Eine Mutter zweier erwachsener Töchter macht Urlaub am Strand. Bald verknüpft sich ihr Leben auf unheilvolle Weise mit dem einer jungen Frau. Ein frühes Werk der Bestseller-Autorin Elena Ferrante ist nun neu übersetzt worden. Darin finden sich viele ihrer gängigen Motive.

Elena Ferrantes «Frau im Dunkeln». Foto: Suhrkamp Verlag
Elena Ferrantes «Frau im Dunkeln». Foto: Suhrkamp Verlag - dpa-infocom GmbH

Das Wichtigste in Kürze

  • Seit dem Riesenerfolg von Elena Ferrantes Neapel-Saga «Meine geniale Freundin» ist die italienische Schriftstellerin auch in Deutschland gefragt.

Erst im Herbst wurden ihr Debütroman «Lästige Liebe» (1992) und das Kinderbuch «Der Strand bei Nacht» (2007) in neuer Übersetzung auf den deutschen Markt gebracht. Nun folgt der 2006 in Italien erschienene Roman «Die Frau im Dunkeln». Und damit ist der Ferrante-Reigen nicht beendet: Auch den Roman «Tage des Verlassenwerdens» (Italien, 2011) will Suhrkamp bald noch in neuer Übersetzung bringen.

«Die Frau im Dunkeln» ist beklemmend. In der Geschichte um zwei Mütter beweist Ferrante einmal mehr, wie gut sie in psychische Abgründe blicken kann. Und wie schon öfter, spielt dabei auch eine Puppe eine Rolle.

Um ein Spielzeug drehte sich schon eine der ersten Szenen in «Meine geniale Freundin»: Die Freundinnen Lenù und Lila werfen ihre Puppen in den Keller eines gefürchteten Camorra-Oberhaupts. Gegen Ende der vier Bände wird das nochmal wichtig. Und in Ferrantes erstem Kinderbuch spielt eine Puppe gar die Hauptrolle: Celina bleibt am Strand zurück, weil das Mädchen Mati eine Katze geschenkt bekommt und darüber ihr Lieblingsspielzeug vergisst.

In «Die Frau im Dunkeln» ist es nun die Puppe der Tochter einer jungen Frau namens Nina, die den Plot wesentlich vorantreibt. Oder wie die Erzählerin - die zweifache Mutter Leda - schon zu Beginn sagt: «Die Dinge, die wir selbst nicht verstehen, sind am schwierigsten zu erzählen.»
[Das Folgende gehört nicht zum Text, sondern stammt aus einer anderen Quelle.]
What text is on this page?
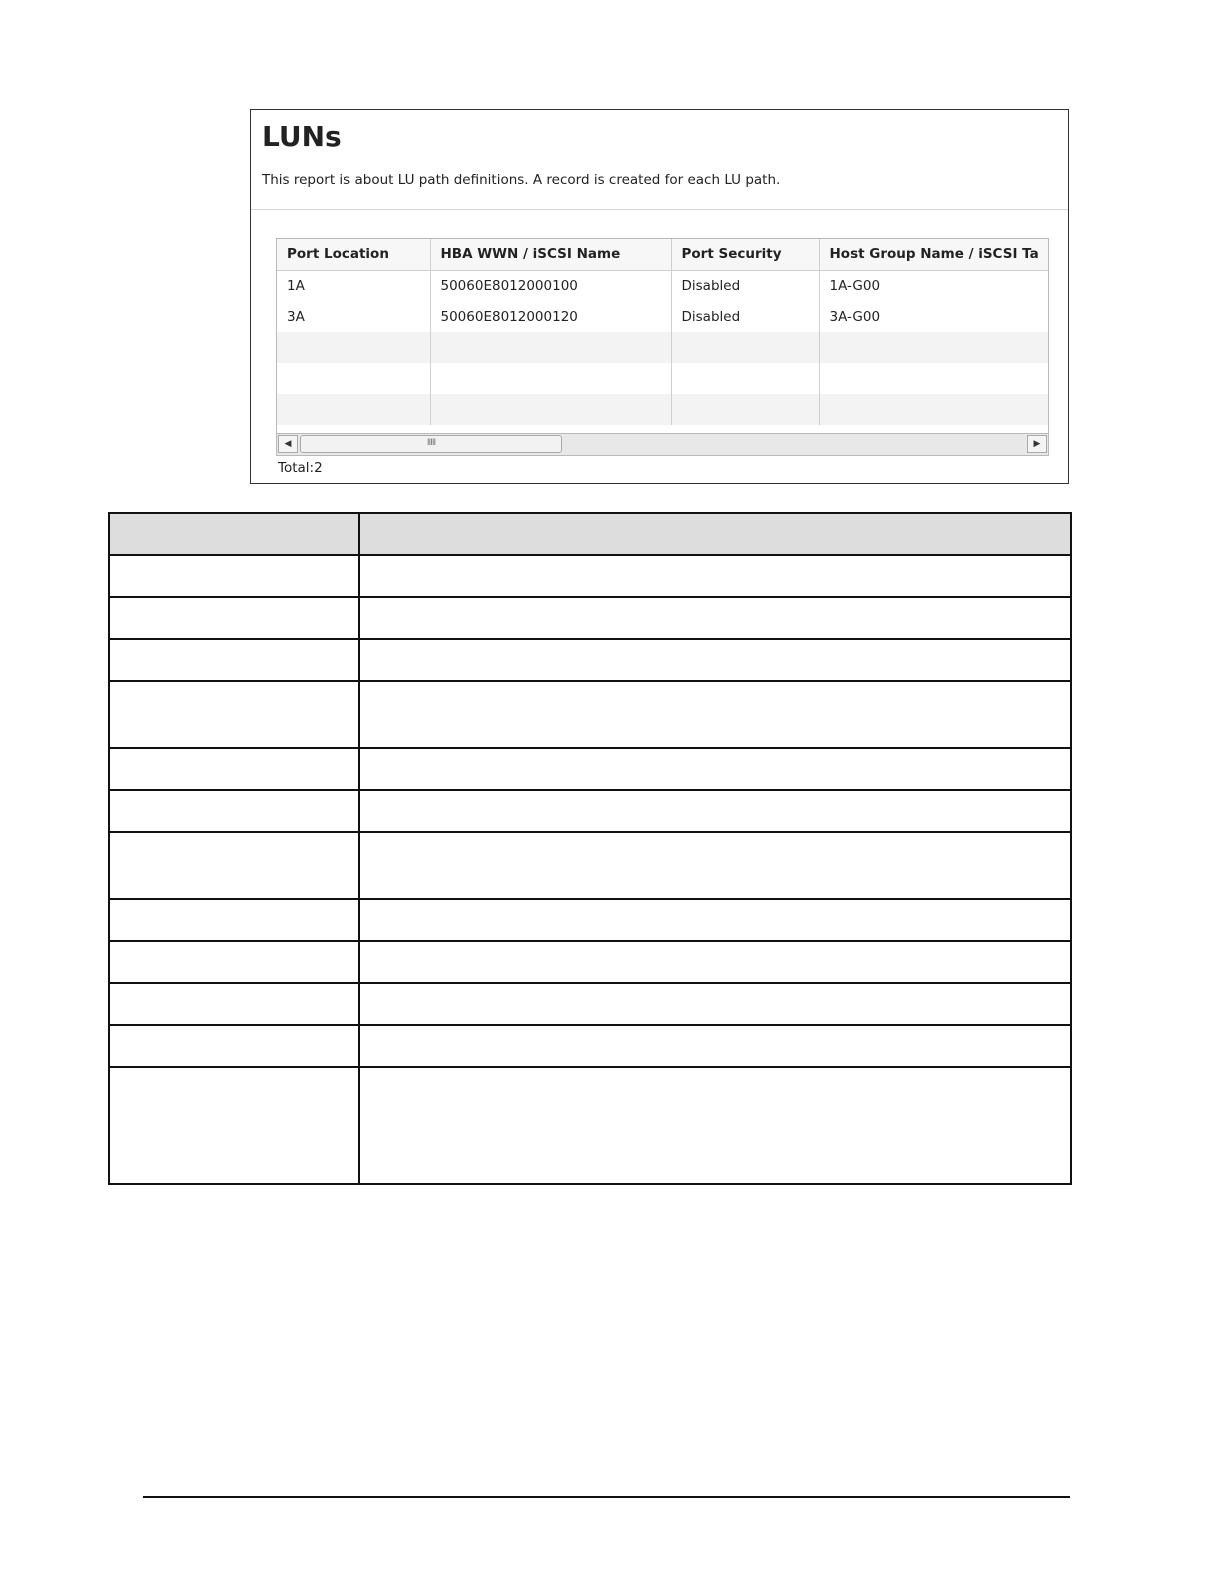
LUNs
This report is about LU path definitions. A record is created for each LU path.
Port Location	HBA WWN / iSCSI Name	Port Security	Host Group Name / iSCSI Ta
1A	50060E8012000100	Disabled	1A-G00
3A	50060E8012000120	Disabled	3A-G00

◀	IIIII	▶
Total:2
Aber was erzählt sie dem Leser? Vordergründig die Geschichte eines Strandurlaubs. Eine Frau Ende 40, die sich freut, Zeit für sich zu haben. Die zwei erwachsene Töchter hat, die nach Kanada ausgewandert sind, wo auch ihr Vater lebt, der Mann mit dem Leda lange nicht mehr zusammen ist. Und die am Strand eine Familie aus Neapel kennenlernt, allen voran die junge Mutter Nina und deren Tochter Elena, für die Leda eine seltsame Faszination hegt.

Eigentlich aber zieht uns die Protagonistin tief in ihre Vergangenheit und damit die dunklen Seiten des Mutterseins. Was macht es aus einem, wenn man jung Kinder bekommt, aber Karriere machen wollte? Wie hält man es aus neben einem Mann, dem es vor allem um sich geht? «Er hatte nicht mal die Zeit, sich richtig anzusehen, was für eine Kopie seines Körpers da entstanden war», heisst es.

Aber vor allem: Wie macht eine Mutter es ihren Kindern recht? «Ich empfand für sie eine vertrackte Mischung aus Sympathie und Abneigung», sagt Leda erschreckend ehrlich. Und wie macht man es sich selbst recht? Leda und Nina bilden bei diesen Fragen das Zentrum. Es geht um Sehnsucht nach einem anderen Leben. Um Eifersucht. Um Vergänglichkeit.

Ferrante spielt in diesem frühen Werk mit ähnlichen Motiven wie auch in ihrem Bestseller «Meine geniale Freundin» oder ihrem Debüt «Lästige Liebe». Neapel spielt eine Rolle - Sprache, Herkunft und Klasse. Eine komplizierte Beziehung zwischen zwei Frauen, über deren Verhältnis etwas Bedrohliches schwebt. Und die patriarchalen Ungerechtigkeiten, an denen sie sich abarbeiten mussten - und noch immer müssen.

Der Roman ist in knappe, pointierte Kapitel gefasst, die bald einen Sog entwickeln wie in einem Krimi. Und er endet mit einem so guten letzten Satz, wie man ihn selten in der Literatur findet.

- Elena Ferrante: Frau im Dunkeln, Suhrkamp Verlag, 188 Seiten, 22,00 Euro, ISBN: 978-3-518-42870-2.